Die übrigen Verletzten konnten sich nach ärztlicher Hilfeleistung gleich anderen Fahrgästen, die
sich mit Aufregungszuständen im ersten Augenblick als verletzt gemeldet hatten, allein entfernen.
Die Mehrzahl der Verletzten wieder hergestellt
Das Unglück hat insgesamt 85 Verletzt gefordert.
26 Personen wurden an Ort und Stelle behandelt
und konnten sich dann selbst in ihre Wohnung
begeben. Von den 58 Personen, die zunächst auf
die Zweite Unfallstation gebracht wurden, konnten 45 bereits wieder entlassen werden. 13 Verunglückte befinden sich noch in Spitalsbehandlung.
Aus der Geschichte der Liliputbahn
Am 1. Mai 1928 wurde neben vielen anderen
Neuerscheinungen, die das Schubertjahr dem
Prater gebracht hat, auch die Liliputbahn eröffnet. Sie hatte zwei Vorgänger, die Petroleumbahn, im Wiener Mund „Schnackerlbahn“ genannt, die vom Zirkus Busch zur Rotunde führte,
und anläßlich der Elektrischen Ausstellung 1883
eine elektrische Kleinbahn, die erste elektrisch
betriebene Bahn in Wien, vom Nordportal der Rotunde über die Feuerwerkswiese zum Praterstern. Der Ausgangspunkt der Liliputbahn wurde
hinter dem Aquarium (Biologische Versuchsanstalt) zwischen Hauptallee und Wurstelprater angelegt. Zunächst führte ihre Trasse zwischen
Pratergasthäusern und anschließend über Augrund in reizender Fahrt bis zu der an der Hauptallee gelegenen Haltestelle Rotunde. 1933 wurde
die Strecke bis zum Heustadelwasser verlängert.
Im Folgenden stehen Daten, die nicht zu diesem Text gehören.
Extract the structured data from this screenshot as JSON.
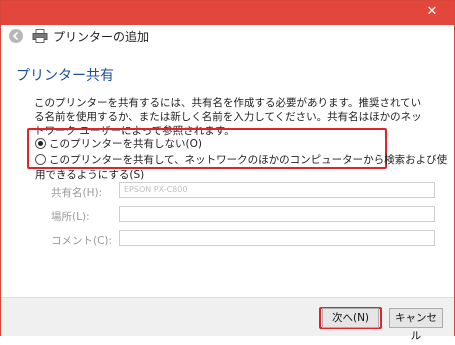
{
  "header": {
    "title": "プリンターの追加"
  },
  "section": {
    "title": "プリンター共有",
    "description": "このプリンターを共有するには、共有名を作成する必要があります。推奨されている名前を使用するか、または新しく名前を入力してください。共有名はほかのネットワーク ユーザーによって参照されます。"
  },
  "options": [
    {
      "label": "このプリンターを共有しない(O)",
      "selected": true
    },
    {
      "label": "このプリンターを共有して、ネットワークのほかのコンピューターから検索および使用できるようにする(S)",
      "selected": false
    }
  ],
  "fields": [
    {
      "label": "共有名(H):",
      "value": "EPSON PX-C800"
    },
    {
      "label": "場所(L):",
      "value": ""
    },
    {
      "label": "コメント(C):",
      "value": ""
    }
  ],
  "buttons": {
    "next": "次へ(N)",
    "cancel": "キャンセル"
  },
  "titlebar": {
    "close": "✕"
  },
  "colors": {
    "titlebar": "#e3473b",
    "highlight": "#e3232b",
    "section_title": "#1c4fa0"
  }
}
Die Bahn hat eine Spurweite von 381 Millimeter
und die Lokomotiven sind, obwohl ihr zierlicher
Bau wie ein Kinderspielzeug anmutet, 5800 Kilo
schwer. Sie vermögen 100 Tonnen mit einer Geschwindigkeit von 10 bis 30 Kilometer Stundengeschwindigkeit fortzubewegen. Eine Zugsgarnitur faßt 200 Personen. Die Baukosten betrugen 600 000 Schilling. Am 6. Mai 1933 stieß
ein Zug der Liliputbahn an einer Straßenübersetzung mit einem Personenauto zusammen, damals jedoch ohne ernstliche Folgen.